Last year, the Pennsylvania Supreme Court entered the legal fray regarding the unsettled issue whether courts may (based upon statutory enactments) exercise general jurisdiction over a foreign (non-Pennsylvania) corporation, which registers to conduct business in the commonwealth and in fact carries-out substantial business here. In Mallory v. Norfolk Southern Railway, 266 A. 3d 542 (2021), the court ruled that courts cannot hear an out-of-state claim in Pennsylvania based upon the foreign corporation’s registration to do business because registration was coerced by statute rather than a voluntary agreement to subject itself to the general jurisdiction of our courts. The “coercive effect” of registering or not was that without registering a foreign company was not authorized to file suits in Pennsylvania—frankly, that statutory prohibition probably violates the commerce clause. In reaching this decision, the court found that century-old U.S. Supreme Court precedent (Pennsylvania Fire Insurance of Philadelphia v. Gold Issue Mining & Milling, 37 S. Ct. 344 (1917) had been implicitly overruled, and that the opposite conclusion reached by the Georgia Supreme Court just a month earlier was wrongly decided. See Cooper Tire & Rubber v. McCall, 863 S. E. 2d 81 (Ga. 2021). Mallory is now pending before the U.S. Supreme Court,, and it will be argued in the next term of the court.

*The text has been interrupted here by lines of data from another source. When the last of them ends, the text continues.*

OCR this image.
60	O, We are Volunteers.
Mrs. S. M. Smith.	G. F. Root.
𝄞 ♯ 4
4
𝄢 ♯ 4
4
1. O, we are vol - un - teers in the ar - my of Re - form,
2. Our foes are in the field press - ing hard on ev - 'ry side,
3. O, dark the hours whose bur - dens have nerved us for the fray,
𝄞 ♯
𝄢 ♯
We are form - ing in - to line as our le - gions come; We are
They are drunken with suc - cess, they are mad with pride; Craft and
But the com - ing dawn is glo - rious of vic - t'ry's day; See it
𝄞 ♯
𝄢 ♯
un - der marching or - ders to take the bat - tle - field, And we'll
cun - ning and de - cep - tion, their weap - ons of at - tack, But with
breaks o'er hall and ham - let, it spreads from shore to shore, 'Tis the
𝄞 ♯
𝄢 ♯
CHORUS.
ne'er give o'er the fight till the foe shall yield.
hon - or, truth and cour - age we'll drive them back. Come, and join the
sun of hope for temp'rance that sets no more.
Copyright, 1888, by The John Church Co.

As I wrote in an amicus brief filed in the U.S. Supreme Court, the decision in Mallory may finally allow the court to correct its parochial formula for general jurisdiction, merging principles of “due process” with modern business practices. If that occurs, then the decision of the Pennsylvania Supreme Court will be reversed and state courts will be opened to resolve claims against out-of-state companies who would otherwise unfairly avoid being haled into courts when they register to conduct business and then exercise that privilege, earning substantial profits for those business activities in the commonwealth.